More applicable to most riders' real-world needs is the fact that the wheels are noticeably light (claimed rim weight is just 415g) and stable enough in strong crosswinds to be used as an all-around aero wheelset. I wouldn't say the Avion Disc Pro's blunted profile is quite as immune to gusts as the Easton's latest Fantom models or the Enve SES 3.4 but it's still worlds better than more traditional V-shaped aero wheels.

Here on the Colorado Front Range, early winter conditions are notorious for brutal Chinook winds coming down out of the mountains, directly orthogonal to one of the most heavily trafficked routes out of Boulder. Even on the worst days, the Avion Disc Pros were still quite manageable.

Overall wheel durability has been excellent, too, with no truing required even after weeks of punishment on rough dirt and gravel roads (and yes, even just a bit of singletrack tossed in for good measure).

While the rim profile itself may not shatter any major barriers, the Neo Ultimate hubset certainly bucks the trend in road wheelsets with its unusually quick five-degree freehub engagement. This isn't a huge boon when riding on asphalt or dirt (or gravel, as the case may be) but it's a most welcome feature for 'cross, particularly on technical climbs when traction is limited. There's a bit more seal drag from the rear hub that I'd prefer but it does break in over time and in a month of regular testing – including lots of time on wet, muddy, and slushy roads – the bearings and freehub mechanism have held up admirably.

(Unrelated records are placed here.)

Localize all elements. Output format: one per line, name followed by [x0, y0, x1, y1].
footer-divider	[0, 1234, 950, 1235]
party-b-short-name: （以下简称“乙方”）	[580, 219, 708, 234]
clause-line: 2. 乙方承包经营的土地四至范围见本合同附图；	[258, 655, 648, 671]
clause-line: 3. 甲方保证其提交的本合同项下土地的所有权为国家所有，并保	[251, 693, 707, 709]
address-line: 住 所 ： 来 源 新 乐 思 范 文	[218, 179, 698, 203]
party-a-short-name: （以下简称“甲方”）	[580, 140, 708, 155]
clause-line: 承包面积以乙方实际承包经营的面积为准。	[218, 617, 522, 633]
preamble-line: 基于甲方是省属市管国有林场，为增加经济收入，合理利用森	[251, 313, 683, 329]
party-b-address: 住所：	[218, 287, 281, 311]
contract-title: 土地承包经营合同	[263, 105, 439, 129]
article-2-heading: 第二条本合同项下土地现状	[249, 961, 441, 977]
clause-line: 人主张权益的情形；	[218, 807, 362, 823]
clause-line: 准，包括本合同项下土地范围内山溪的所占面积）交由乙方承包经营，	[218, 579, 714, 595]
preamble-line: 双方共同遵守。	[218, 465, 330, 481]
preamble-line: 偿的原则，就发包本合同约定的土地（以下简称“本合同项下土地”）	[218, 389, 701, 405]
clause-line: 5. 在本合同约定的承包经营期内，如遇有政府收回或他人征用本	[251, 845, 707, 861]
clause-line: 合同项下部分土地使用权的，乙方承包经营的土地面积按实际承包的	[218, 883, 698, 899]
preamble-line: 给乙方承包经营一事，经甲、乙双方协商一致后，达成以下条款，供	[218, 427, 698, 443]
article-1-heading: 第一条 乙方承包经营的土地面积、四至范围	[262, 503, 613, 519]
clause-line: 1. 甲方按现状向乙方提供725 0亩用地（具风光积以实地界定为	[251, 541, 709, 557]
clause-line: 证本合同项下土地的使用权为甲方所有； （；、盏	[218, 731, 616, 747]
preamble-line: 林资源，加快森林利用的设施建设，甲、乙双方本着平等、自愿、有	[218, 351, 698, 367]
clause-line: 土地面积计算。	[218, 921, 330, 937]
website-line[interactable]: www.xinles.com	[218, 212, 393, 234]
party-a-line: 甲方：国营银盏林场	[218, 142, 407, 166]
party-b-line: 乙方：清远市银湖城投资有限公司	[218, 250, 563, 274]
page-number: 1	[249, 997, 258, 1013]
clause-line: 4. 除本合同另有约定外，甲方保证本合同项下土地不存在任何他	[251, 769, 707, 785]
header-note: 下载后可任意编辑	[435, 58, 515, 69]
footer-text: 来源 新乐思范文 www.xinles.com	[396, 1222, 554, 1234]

Perhaps where the Avion Pros are most impressive is at the cash register. They're hardly cheap but still quite the relative bargain when held against the mainline competition. Those previously mentioned Bontragers share similar rim dimensions and tubeless compatibility but with 170g more weight and almost 30% more cost. Enve's SES 3.4 Disc is slightly lighter but even more expensive and with a narrower, non-tubeless rim while the Zipp 303 Firecrest Carbon Clincher Disc Brake is about the same price but as heavy as the Bontragers and as narrow as the Enves while lacking tubeless compatibility.

If you're okay with an extra 100g (and a 10-degree engagement speed), that price gap widens even further with the second-tier Avion Disc Team model.

NoTubes forged its well-deserved mountain bike wheel reputation on smart rim designs and good value, and the company seems to have carried over both to the Avion Disc Pros. If there are any notable downsides, I'm still looking for them.